Le chantre du punk hexagonal

Artiste visionnaire, pilier fondateur du groupe culte Les Sales Majestés, Arno Futur est toujours en pleine expansion. En mode solo, l’homme libre file à plein régime dans son bolide et se fait le porte-voix de sa génération. Celle qui depuis les années glorieuses du punk n’a jamais lâché la bride de la révolution.

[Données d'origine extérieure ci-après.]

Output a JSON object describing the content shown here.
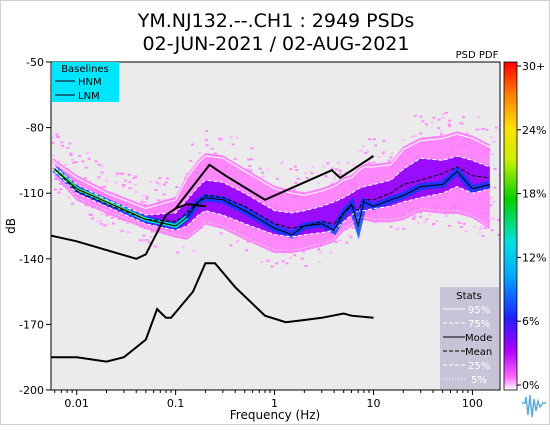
{
  "chart_data": {
    "type": "heatmap",
    "title_line1": "YM.NJ132.--.CH1 : 2949 PSDs",
    "title_line2": "02-JUN-2021 / 02-AUG-2021",
    "xlabel": "Frequency (Hz)",
    "ylabel": "dB",
    "x_scale": "log",
    "xlim": [
      0.0055,
      190
    ],
    "ylim": [
      -200,
      -50
    ],
    "x_ticks": [
      {
        "value": 0.01,
        "label": "0.01"
      },
      {
        "value": 0.1,
        "label": "0.1"
      },
      {
        "value": 1,
        "label": "1"
      },
      {
        "value": 10,
        "label": "10"
      },
      {
        "value": 100,
        "label": "100"
      }
    ],
    "y_ticks": [
      {
        "value": -50,
        "label": "-50"
      },
      {
        "value": -80,
        "label": "-80"
      },
      {
        "value": -110,
        "label": "-110"
      },
      {
        "value": -140,
        "label": "-140"
      },
      {
        "value": -170,
        "label": "-170"
      },
      {
        "value": -200,
        "label": "-200"
      }
    ],
    "colorbar": {
      "label": "PSD PDF",
      "ticks": [
        "30+",
        "24%",
        "18%",
        "12%",
        "6%",
        "0%"
      ]
    },
    "baselines_legend": {
      "title": "Baselines",
      "items": [
        "HNM",
        "LNM"
      ]
    },
    "stats_legend": {
      "title": "Stats",
      "items": [
        "95%",
        "75%",
        "Mode",
        "Mean",
        "25%",
        "5%"
      ]
    },
    "hnm": {
      "x": [
        0.1,
        0.22,
        0.32,
        0.8,
        3.8,
        4.6,
        6.3,
        7.9,
        10
      ],
      "y": [
        -117,
        -97,
        -102,
        -113,
        -99.5,
        -103,
        -99,
        -96,
        -93
      ]
    },
    "lnm": {
      "x": [
        0.005,
        0.01,
        0.02,
        0.03,
        0.05,
        0.065,
        0.08,
        0.09,
        0.15,
        0.2,
        0.25,
        0.4,
        0.8,
        1.3,
        2,
        3,
        5,
        6,
        10
      ],
      "y": [
        -185,
        -185,
        -187,
        -185,
        -177,
        -163,
        -167,
        -167,
        -155,
        -142,
        -142,
        -153,
        -166,
        -169,
        -168,
        -167,
        -165,
        -166,
        -167
      ]
    },
    "early_reference_line": {
      "x": [
        0.005,
        0.01,
        0.02,
        0.04,
        0.05,
        0.08,
        0.1,
        0.13,
        0.2
      ],
      "y": [
        -129,
        -132,
        -136,
        -140,
        -138,
        -120,
        -117,
        -115,
        -116
      ]
    },
    "stats": {
      "x": [
        0.006,
        0.01,
        0.02,
        0.05,
        0.1,
        0.13,
        0.17,
        0.2,
        0.3,
        0.5,
        1,
        1.5,
        2,
        3,
        4,
        5,
        6,
        7,
        8,
        10,
        15,
        20,
        30,
        50,
        70,
        100,
        150
      ],
      "p95": [
        -96,
        -103,
        -110,
        -117,
        -113,
        -103,
        -96,
        -93,
        -94,
        -100,
        -108,
        -110,
        -111,
        -109,
        -107,
        -104,
        -103,
        -100,
        -98,
        -98,
        -97,
        -90,
        -86,
        -85,
        -83,
        -85,
        -89
      ],
      "p75": [
        -98,
        -106,
        -113,
        -120,
        -119,
        -113,
        -107,
        -104,
        -105,
        -110,
        -118,
        -119,
        -118,
        -116,
        -114,
        -112,
        -110,
        -108,
        -107,
        -106,
        -104,
        -99,
        -94,
        -95,
        -93,
        -95,
        -98
      ],
      "mode": [
        -99,
        -108,
        -114,
        -122,
        -125,
        -121,
        -114,
        -112,
        -113,
        -118,
        -126,
        -129,
        -125,
        -124,
        -127,
        -119,
        -115,
        -125,
        -114,
        -116,
        -113,
        -111,
        -107,
        -106,
        -100,
        -108,
        -106
      ],
      "mean": [
        -99,
        -109,
        -115,
        -122,
        -123,
        -119,
        -114,
        -111,
        -112,
        -116,
        -124,
        -126,
        -125,
        -123,
        -124,
        -119,
        -116,
        -118,
        -113,
        -113,
        -110,
        -106,
        -104,
        -101,
        -98,
        -102,
        -103
      ],
      "p25": [
        -100,
        -110,
        -116,
        -124,
        -127,
        -125,
        -120,
        -118,
        -120,
        -124,
        -129,
        -130,
        -129,
        -128,
        -127,
        -123,
        -120,
        -118,
        -118,
        -117,
        -116,
        -114,
        -112,
        -110,
        -107,
        -110,
        -108
      ],
      "p5": [
        -101,
        -112,
        -118,
        -125,
        -129,
        -130,
        -126,
        -123,
        -125,
        -130,
        -136,
        -136,
        -135,
        -133,
        -131,
        -126,
        -124,
        -121,
        -121,
        -122,
        -122,
        -121,
        -117,
        -118,
        -118,
        -120,
        -125
      ]
    },
    "colors": {
      "baseline_box": "#00e5ff",
      "stats_box": "#c8c3d6",
      "pdf_low": "#ff44ff",
      "pdf_mid": "#8a2be2",
      "pdf_high": "#0040ff",
      "plot_bg": "#ebebeb"
    }
  },
  "logo": {
    "name": "waveform-logo-icon"
  }
}
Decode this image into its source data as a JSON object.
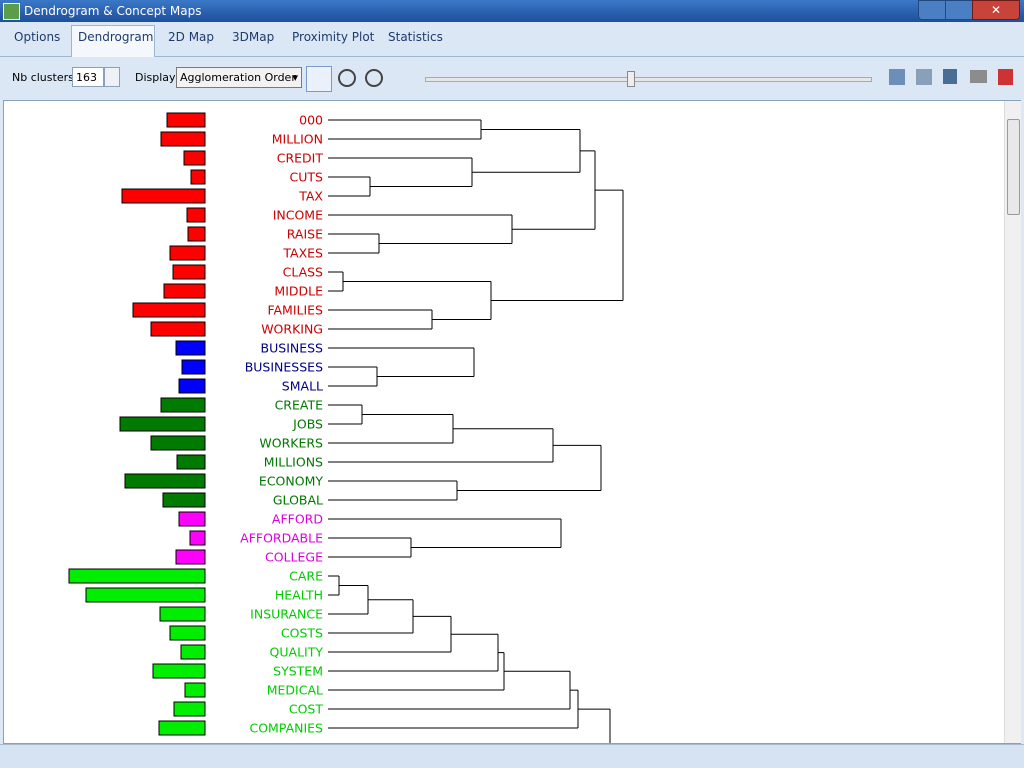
{
  "window": {
    "title": "Dendrogram & Concept Maps"
  },
  "tabs": [
    "Options",
    "Dendrogram",
    "2D Map",
    "3DMap",
    "Proximity Plot",
    "Statistics"
  ],
  "toolbar": {
    "nb_clusters_label": "Nb clusters:",
    "nb_clusters_value": "163",
    "display_label": "Display:",
    "display_value": "Agglomeration Order"
  },
  "clusters": [
    {
      "text_color": "#cc0000",
      "bar_color": "#ff0000",
      "words": [
        {
          "label": "000",
          "frequency": 38
        },
        {
          "label": "MILLION",
          "frequency": 44
        },
        {
          "label": "CREDIT",
          "frequency": 21
        },
        {
          "label": "CUTS",
          "frequency": 14
        },
        {
          "label": "TAX",
          "frequency": 83
        },
        {
          "label": "INCOME",
          "frequency": 18
        },
        {
          "label": "RAISE",
          "frequency": 17
        },
        {
          "label": "TAXES",
          "frequency": 35
        },
        {
          "label": "CLASS",
          "frequency": 32
        },
        {
          "label": "MIDDLE",
          "frequency": 41
        },
        {
          "label": "FAMILIES",
          "frequency": 72
        },
        {
          "label": "WORKING",
          "frequency": 54
        }
      ]
    },
    {
      "text_color": "#000088",
      "bar_color": "#0000ff",
      "words": [
        {
          "label": "BUSINESS",
          "frequency": 29
        },
        {
          "label": "BUSINESSES",
          "frequency": 23
        },
        {
          "label": "SMALL",
          "frequency": 26
        }
      ]
    },
    {
      "text_color": "#007700",
      "bar_color": "#007a00",
      "words": [
        {
          "label": "CREATE",
          "frequency": 44
        },
        {
          "label": "JOBS",
          "frequency": 85
        },
        {
          "label": "WORKERS",
          "frequency": 54
        },
        {
          "label": "MILLIONS",
          "frequency": 28
        },
        {
          "label": "ECONOMY",
          "frequency": 80
        },
        {
          "label": "GLOBAL",
          "frequency": 42
        }
      ]
    },
    {
      "text_color": "#dd00dd",
      "bar_color": "#ff00ff",
      "words": [
        {
          "label": "AFFORD",
          "frequency": 26
        },
        {
          "label": "AFFORDABLE",
          "frequency": 15
        },
        {
          "label": "COLLEGE",
          "frequency": 29
        }
      ]
    },
    {
      "text_color": "#00cc00",
      "bar_color": "#00ee00",
      "words": [
        {
          "label": "CARE",
          "frequency": 136
        },
        {
          "label": "HEALTH",
          "frequency": 119
        },
        {
          "label": "INSURANCE",
          "frequency": 45
        },
        {
          "label": "COSTS",
          "frequency": 35
        },
        {
          "label": "QUALITY",
          "frequency": 24
        },
        {
          "label": "SYSTEM",
          "frequency": 52
        },
        {
          "label": "MEDICAL",
          "frequency": 20
        },
        {
          "label": "COST",
          "frequency": 31
        },
        {
          "label": "COMPANIES",
          "frequency": 46
        }
      ]
    }
  ]
}
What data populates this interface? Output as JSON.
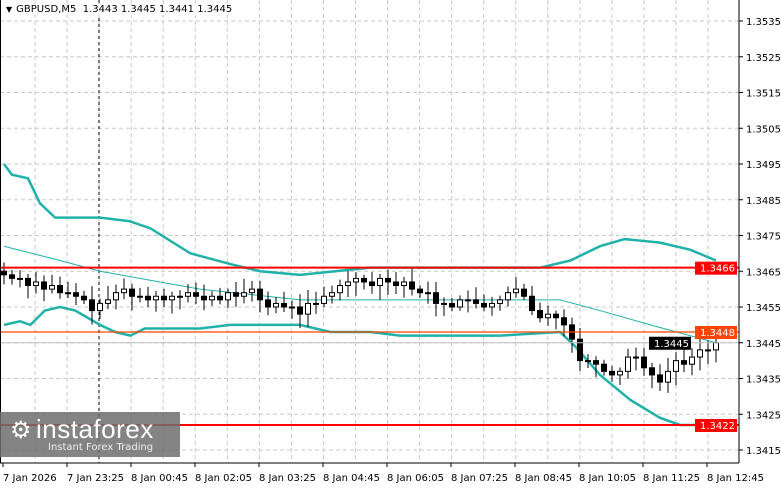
{
  "header": {
    "symbol": "GBPUSD,M5",
    "ohlc": "1.3443 1.3445 1.3441 1.3445"
  },
  "watermark": {
    "brand": "instaforex",
    "tagline": "Instant Forex Trading"
  },
  "colors": {
    "candle": "#000000",
    "band": "#20b2aa",
    "resistance": "#ff0000",
    "level_orange": "#ff4500",
    "bid": "#c0c0c0",
    "grid": "#c8c8c8"
  },
  "chart_data": {
    "type": "candlestick",
    "title": "GBPUSD,M5",
    "ylim": [
      1.341,
      1.354
    ],
    "grid": true,
    "y_ticks": [
      "1.3535",
      "1.3525",
      "1.3515",
      "1.3505",
      "1.3495",
      "1.3485",
      "1.3475",
      "1.3465",
      "1.3455",
      "1.3445",
      "1.3435",
      "1.3425",
      "1.3415"
    ],
    "x_ticks": [
      "7 Jan 2026",
      "7 Jan 23:25",
      "8 Jan 00:45",
      "8 Jan 02:05",
      "8 Jan 03:25",
      "8 Jan 04:45",
      "8 Jan 06:05",
      "8 Jan 07:25",
      "8 Jan 08:45",
      "8 Jan 10:05",
      "8 Jan 11:25",
      "8 Jan 12:45"
    ],
    "closes": [
      1.3464,
      1.3463,
      1.3463,
      1.3461,
      1.3462,
      1.346,
      1.3461,
      1.3459,
      1.3459,
      1.3458,
      1.3457,
      1.3454,
      1.3456,
      1.3457,
      1.3459,
      1.346,
      1.3458,
      1.3458,
      1.3457,
      1.3458,
      1.3457,
      1.3458,
      1.3458,
      1.3459,
      1.3458,
      1.3457,
      1.3458,
      1.3457,
      1.3459,
      1.3458,
      1.3459,
      1.346,
      1.3457,
      1.3455,
      1.3456,
      1.3455,
      1.3455,
      1.3453,
      1.3456,
      1.3456,
      1.3458,
      1.3459,
      1.3461,
      1.3462,
      1.3463,
      1.3462,
      1.3461,
      1.3463,
      1.3462,
      1.3461,
      1.3462,
      1.346,
      1.3459,
      1.3459,
      1.3456,
      1.3456,
      1.3455,
      1.3457,
      1.3457,
      1.3456,
      1.3455,
      1.3456,
      1.3457,
      1.3459,
      1.346,
      1.3458,
      1.3454,
      1.3452,
      1.3453,
      1.3452,
      1.345,
      1.3446,
      1.344,
      1.344,
      1.3439,
      1.3437,
      1.3436,
      1.3437,
      1.3441,
      1.3441,
      1.3438,
      1.3436,
      1.3434,
      1.3437,
      1.344,
      1.3439,
      1.3441,
      1.3443,
      1.3443,
      1.3445
    ],
    "bands": {
      "upper": [
        [
          0,
          1.3495
        ],
        [
          1,
          1.3492
        ],
        [
          3,
          1.3491
        ],
        [
          4.5,
          1.3484
        ],
        [
          6.4,
          1.348
        ],
        [
          12,
          1.348
        ],
        [
          15.7,
          1.3479
        ],
        [
          18.3,
          1.3477
        ],
        [
          23.3,
          1.347
        ],
        [
          28.3,
          1.3467
        ],
        [
          32,
          1.3465
        ],
        [
          37,
          1.3464
        ],
        [
          45.8,
          1.3466
        ],
        [
          49.5,
          1.3466
        ],
        [
          67,
          1.3466
        ],
        [
          70.8,
          1.3468
        ],
        [
          74.5,
          1.3472
        ],
        [
          77.6,
          1.3474
        ],
        [
          82,
          1.3473
        ],
        [
          85.8,
          1.3471
        ],
        [
          89,
          1.3468
        ]
      ],
      "middle": [
        [
          0,
          1.3472
        ],
        [
          7,
          1.3468
        ],
        [
          12,
          1.3465
        ],
        [
          24.5,
          1.346
        ],
        [
          37,
          1.3457
        ],
        [
          49.5,
          1.3457
        ],
        [
          69.5,
          1.3457
        ],
        [
          74.5,
          1.3454
        ],
        [
          80.8,
          1.345
        ],
        [
          89,
          1.3445
        ]
      ],
      "lower": [
        [
          0,
          1.345
        ],
        [
          2,
          1.3451
        ],
        [
          3.3,
          1.345
        ],
        [
          5.1,
          1.3454
        ],
        [
          7,
          1.3455
        ],
        [
          8.9,
          1.3454
        ],
        [
          12,
          1.345
        ],
        [
          13.9,
          1.3448
        ],
        [
          15.8,
          1.3447
        ],
        [
          17.6,
          1.3449
        ],
        [
          24.5,
          1.3449
        ],
        [
          28.3,
          1.345
        ],
        [
          32,
          1.345
        ],
        [
          37,
          1.345
        ],
        [
          40.8,
          1.3448
        ],
        [
          45.8,
          1.3448
        ],
        [
          49.5,
          1.3447
        ],
        [
          62,
          1.3447
        ],
        [
          69.5,
          1.3448
        ],
        [
          71.4,
          1.3444
        ],
        [
          74.5,
          1.3436
        ],
        [
          78.3,
          1.3429
        ],
        [
          82,
          1.3424
        ],
        [
          84.5,
          1.3422
        ],
        [
          89,
          1.3422
        ]
      ]
    },
    "levels": [
      {
        "price": 1.3466,
        "label": "1.3466",
        "color": "#ff0000"
      },
      {
        "price": 1.3448,
        "label": "1.3448",
        "color": "#ff4500"
      },
      {
        "price": 1.3445,
        "label": "1.3445",
        "color": "#000000",
        "kind": "bid"
      },
      {
        "price": 1.3422,
        "label": "1.3422",
        "color": "#ff0000"
      }
    ]
  }
}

En 2016, il se décide à former son “garage band” de rêve et fait appel à des musiciens solides comme le rock béton dont il est composé. L’album Cannibal… Tout ce qui nous dévore (Rusking Records) en sera la pure concrétisation. Complice des Hurlements d’Léo et de Napo Romero, frères de sang du projet Hommage à Mano Solo, le prolifique créateur prêtera sa voix et sa formidable expérience lors d’une conférence au FGO Barbara, à Paris, le 3 février dont le thème semble conçu sur mesure : Réussir dans le punk.

Le punk, mort ?

Cette conférence est organisée par deux sommités en matière d’histoire du punk en France : la musicologue Solveig Serre et Luc Robène, historien et guitariste à la feuille de route bien remplie, ex-membre de Noir Désir, du groupe Kick et de l’École du Crime dans les années 90. Ce dernier porte également le chapeau de Président fondateur de l’Association pour l’évolution de la musique (AEM). Le projet mené par ces deux érudits à qui l’on doit l’étude Le punk est mort, vive le punk ! La construction médiatique de la nostalgie punk dans la presse spécialisée française (L’âge d’or. Médias, mémoires, nostalgie, septembre 2014) bat son plein depuis un an déjà, sous l’évocateur acronyme PIND :  Punk is not dead !

 

 

Une rencontre au sommet pour raviver la flamme du courant musical né il y a quatre décennies avec de dignes rebelles du mouvement… et réfléchir à sa continuité. C’est en 1976 et 1977 que se propage en France la fièvre punk. Et en français dans le texte ! La grogne et la contestation résonneront lors du festival de Mont-de-Marsan, par le concours de groupes devenus culte dont Kalfon Rock Chaud, The Police, The Clash, Asphalt Jungle, Marie et les Garçons ou Strychnine.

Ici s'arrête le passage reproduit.